Dalam Upanisad awal tidak pernah ditegaskan bahwa Atman merupakan obyek
dari persepsi ekstrasensori ( Abhinna). Tetapi menggunakan alasan ini,
lalu menganggap apra ahli metafisika pada masa Upanisad awal sebagai kaum
Rasionalis.
Sebelum
kemunculan Buddhisme terdapat dua “sekolah”, yaitu:
- Ajivika dengan ajarannya “Kehidupan diukur dengan gantang, dengan kesenangan dan kesedihannya, dan dengan akhir yang ditetapkan” (kamasukalikanuyoga)
- Jainisme yang tergolong seluruhnya dalam tradisi pertapaan.

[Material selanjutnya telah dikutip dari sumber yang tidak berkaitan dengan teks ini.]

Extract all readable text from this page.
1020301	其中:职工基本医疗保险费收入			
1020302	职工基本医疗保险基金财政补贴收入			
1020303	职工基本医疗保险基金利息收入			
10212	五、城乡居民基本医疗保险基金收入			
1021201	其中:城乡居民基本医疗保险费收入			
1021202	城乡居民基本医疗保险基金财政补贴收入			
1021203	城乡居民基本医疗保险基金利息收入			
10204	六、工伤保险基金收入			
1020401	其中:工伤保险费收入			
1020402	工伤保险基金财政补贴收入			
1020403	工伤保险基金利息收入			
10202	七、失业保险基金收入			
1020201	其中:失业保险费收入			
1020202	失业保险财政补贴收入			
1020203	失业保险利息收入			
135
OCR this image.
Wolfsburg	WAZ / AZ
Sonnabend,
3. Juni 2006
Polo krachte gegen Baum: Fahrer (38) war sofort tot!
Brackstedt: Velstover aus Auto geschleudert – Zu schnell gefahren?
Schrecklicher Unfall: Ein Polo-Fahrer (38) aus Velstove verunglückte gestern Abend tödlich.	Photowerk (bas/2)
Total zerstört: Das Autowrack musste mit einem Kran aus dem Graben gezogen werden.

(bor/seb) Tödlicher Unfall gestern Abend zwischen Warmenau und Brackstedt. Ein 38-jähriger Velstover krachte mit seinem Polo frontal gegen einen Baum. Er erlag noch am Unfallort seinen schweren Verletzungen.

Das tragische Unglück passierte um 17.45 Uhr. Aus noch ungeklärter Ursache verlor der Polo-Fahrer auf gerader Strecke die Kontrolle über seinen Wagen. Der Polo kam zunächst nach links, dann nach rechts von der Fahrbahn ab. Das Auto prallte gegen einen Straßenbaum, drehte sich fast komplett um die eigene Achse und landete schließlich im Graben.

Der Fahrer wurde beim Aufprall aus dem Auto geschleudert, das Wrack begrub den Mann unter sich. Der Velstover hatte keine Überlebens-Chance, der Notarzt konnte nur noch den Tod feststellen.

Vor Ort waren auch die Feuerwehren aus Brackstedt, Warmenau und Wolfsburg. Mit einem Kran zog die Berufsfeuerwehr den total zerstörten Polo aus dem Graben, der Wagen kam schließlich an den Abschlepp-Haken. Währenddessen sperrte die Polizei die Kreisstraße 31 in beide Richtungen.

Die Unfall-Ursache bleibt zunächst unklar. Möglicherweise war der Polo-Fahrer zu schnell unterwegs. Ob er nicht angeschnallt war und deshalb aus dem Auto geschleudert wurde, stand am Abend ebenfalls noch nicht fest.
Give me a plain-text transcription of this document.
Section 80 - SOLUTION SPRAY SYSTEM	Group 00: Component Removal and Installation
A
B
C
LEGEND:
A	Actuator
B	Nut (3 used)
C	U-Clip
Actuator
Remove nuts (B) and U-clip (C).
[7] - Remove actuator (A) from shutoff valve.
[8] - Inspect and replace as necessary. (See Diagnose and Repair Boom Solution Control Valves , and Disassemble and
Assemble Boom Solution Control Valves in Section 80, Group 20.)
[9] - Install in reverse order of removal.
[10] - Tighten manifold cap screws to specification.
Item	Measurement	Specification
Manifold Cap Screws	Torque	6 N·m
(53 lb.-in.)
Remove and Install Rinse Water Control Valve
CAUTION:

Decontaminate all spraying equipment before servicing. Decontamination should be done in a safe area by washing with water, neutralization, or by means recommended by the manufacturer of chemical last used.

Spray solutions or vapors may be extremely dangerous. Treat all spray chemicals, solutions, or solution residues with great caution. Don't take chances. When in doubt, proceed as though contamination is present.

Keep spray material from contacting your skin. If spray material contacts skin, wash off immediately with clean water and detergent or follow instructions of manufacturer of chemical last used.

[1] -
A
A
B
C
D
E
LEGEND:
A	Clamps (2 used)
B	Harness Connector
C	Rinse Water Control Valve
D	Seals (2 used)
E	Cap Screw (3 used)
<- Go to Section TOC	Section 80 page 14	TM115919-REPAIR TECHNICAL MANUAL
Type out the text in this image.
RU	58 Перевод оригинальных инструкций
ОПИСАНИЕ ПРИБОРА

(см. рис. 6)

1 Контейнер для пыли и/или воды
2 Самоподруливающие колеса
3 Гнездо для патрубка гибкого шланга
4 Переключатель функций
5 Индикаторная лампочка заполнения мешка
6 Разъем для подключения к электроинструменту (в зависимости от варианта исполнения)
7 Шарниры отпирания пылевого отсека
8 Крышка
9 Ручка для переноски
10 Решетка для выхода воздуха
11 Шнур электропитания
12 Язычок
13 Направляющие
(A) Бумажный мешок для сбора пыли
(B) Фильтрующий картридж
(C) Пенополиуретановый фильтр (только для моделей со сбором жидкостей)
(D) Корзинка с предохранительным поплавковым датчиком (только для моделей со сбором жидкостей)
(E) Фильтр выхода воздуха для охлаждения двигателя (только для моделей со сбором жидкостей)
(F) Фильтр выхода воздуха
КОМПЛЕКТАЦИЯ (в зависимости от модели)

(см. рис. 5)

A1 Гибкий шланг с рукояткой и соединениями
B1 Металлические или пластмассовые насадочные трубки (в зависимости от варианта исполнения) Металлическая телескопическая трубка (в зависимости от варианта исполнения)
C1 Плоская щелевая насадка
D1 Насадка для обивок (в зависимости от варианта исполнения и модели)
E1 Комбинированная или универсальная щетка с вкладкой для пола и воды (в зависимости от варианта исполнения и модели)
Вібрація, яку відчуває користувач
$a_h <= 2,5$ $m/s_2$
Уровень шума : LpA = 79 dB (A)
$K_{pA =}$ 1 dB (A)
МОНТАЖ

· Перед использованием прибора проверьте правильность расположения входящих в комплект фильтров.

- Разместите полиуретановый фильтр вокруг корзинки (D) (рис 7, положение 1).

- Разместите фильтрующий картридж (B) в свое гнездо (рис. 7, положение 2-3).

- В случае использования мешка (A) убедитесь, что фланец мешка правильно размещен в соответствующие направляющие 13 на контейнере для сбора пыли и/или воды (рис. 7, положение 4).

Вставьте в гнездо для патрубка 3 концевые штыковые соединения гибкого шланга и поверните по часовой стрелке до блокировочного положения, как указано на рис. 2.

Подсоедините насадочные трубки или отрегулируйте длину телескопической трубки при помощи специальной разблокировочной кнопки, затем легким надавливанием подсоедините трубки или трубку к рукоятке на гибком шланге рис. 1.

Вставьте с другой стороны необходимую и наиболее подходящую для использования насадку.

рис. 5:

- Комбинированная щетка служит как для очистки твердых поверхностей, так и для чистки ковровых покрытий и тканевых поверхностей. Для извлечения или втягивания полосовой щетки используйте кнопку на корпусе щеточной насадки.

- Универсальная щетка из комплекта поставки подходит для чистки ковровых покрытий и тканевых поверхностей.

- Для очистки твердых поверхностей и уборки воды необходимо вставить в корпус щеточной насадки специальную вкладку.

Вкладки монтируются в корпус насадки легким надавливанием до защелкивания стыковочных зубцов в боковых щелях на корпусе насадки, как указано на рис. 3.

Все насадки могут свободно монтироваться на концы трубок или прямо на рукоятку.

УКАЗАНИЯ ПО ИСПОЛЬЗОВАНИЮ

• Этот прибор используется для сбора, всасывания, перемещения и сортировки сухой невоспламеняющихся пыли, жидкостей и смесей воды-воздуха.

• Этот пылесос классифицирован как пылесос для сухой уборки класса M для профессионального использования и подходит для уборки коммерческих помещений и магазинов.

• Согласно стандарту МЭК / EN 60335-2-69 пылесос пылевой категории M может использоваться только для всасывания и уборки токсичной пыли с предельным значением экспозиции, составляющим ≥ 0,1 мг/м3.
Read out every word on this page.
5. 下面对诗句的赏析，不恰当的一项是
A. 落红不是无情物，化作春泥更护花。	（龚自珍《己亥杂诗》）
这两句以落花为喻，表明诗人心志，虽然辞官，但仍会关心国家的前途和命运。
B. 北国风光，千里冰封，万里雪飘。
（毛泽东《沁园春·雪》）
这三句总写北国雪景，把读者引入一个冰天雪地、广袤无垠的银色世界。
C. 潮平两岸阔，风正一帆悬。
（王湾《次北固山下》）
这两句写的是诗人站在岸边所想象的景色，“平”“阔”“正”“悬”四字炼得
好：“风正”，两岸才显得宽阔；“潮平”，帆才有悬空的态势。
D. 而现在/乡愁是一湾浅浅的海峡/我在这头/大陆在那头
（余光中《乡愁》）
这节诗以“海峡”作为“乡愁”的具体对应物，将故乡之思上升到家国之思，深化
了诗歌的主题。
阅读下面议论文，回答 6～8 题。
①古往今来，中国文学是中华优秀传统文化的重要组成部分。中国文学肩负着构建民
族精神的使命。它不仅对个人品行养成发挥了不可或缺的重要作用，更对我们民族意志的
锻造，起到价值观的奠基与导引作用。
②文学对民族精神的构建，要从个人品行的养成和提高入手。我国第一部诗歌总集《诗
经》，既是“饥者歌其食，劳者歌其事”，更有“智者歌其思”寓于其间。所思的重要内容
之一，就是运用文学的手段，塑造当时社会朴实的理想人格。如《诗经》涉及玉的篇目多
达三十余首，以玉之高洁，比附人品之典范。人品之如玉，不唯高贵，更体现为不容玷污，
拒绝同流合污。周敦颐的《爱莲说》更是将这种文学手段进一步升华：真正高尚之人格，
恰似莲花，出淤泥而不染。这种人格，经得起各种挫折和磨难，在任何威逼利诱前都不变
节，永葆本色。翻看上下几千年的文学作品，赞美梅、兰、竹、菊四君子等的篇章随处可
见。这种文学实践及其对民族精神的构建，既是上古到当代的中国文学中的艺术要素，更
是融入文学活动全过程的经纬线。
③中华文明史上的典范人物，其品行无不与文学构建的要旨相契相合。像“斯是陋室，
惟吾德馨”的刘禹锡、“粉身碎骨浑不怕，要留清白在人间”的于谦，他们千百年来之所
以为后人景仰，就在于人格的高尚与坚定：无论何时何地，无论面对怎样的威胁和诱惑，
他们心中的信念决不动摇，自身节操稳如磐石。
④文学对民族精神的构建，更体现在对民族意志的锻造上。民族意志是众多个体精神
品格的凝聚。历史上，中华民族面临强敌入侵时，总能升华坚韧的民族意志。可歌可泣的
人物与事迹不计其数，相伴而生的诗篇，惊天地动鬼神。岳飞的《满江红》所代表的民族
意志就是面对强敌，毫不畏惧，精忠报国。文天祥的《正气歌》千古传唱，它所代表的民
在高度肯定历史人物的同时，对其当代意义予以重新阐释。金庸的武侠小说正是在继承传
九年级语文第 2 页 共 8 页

Hal yang paling menonjol dari setiap sekolah filsafat ini adalah adanya
pengaruh kuat dari berbagai bentuk absolutisme.Adapun dua perbedaan dari
golongan ini adalah:
Menurut kaum
Ajivika materi sebagai realitas terakhir sedangkan kaum Jaina percaya bahwa
keabadian maupun ketidak kekalan adalah ciri dari realitas terakhir.
Kontribusi Sang
Buddha pada zamannya adalah; Buddha hadir diantara perkembangan Upanisad yang
sedang berkembang pesat, mengangkat persamaan gender bagi kaum wanita dengan
mentahbiskan wanita sebagai Bhikkhuni dan mempunyai kesempatan yang sama untuk
mencapai tingkat kesucian.
Epistemologi
Epistemologi adalah cabang ilmu filsafat tentang suatu
pengalaman spiritual yang telah dicapai oleh seseorang yang menuju ke arah
perkembangan bathin. Pada waktu Gotama menerima meditasi yoga Ia telah
menyadari akan adanya kekuatan ekstrasensori yang dapat dikembangkan, Gotama
menyadari akan keterbatasan indria sebagai sumber pengetahuan. Namun oleh para
petapa lainnya kekuatan ini disalahgunakan
dengan merumuskan teori metafisika tentang keadaan sesungguhnya dari
realitas, meskipun sebenarnya teori tersebut tidak dapat disusun berlandaskan
persepsi ekstrasensori.
Dalam Canki- sutta dari Majjhima
– nikaya ditemukan ada lima hal
yang mempunyai muka dua di dalam
kehidupan ini. Apakah kelima hal itu?.................
·
Kepercayaan
·
Kesenangan
·
Wahyu
·
Perenungan yang dangkal
·
Persetujuan akan suatu teori
Tidaklah tepat bagi seseorang yang cerdas, melindungi
kebenaran, untuk tiba pada kesimpulan (nittham) secara kategorik (ekasena)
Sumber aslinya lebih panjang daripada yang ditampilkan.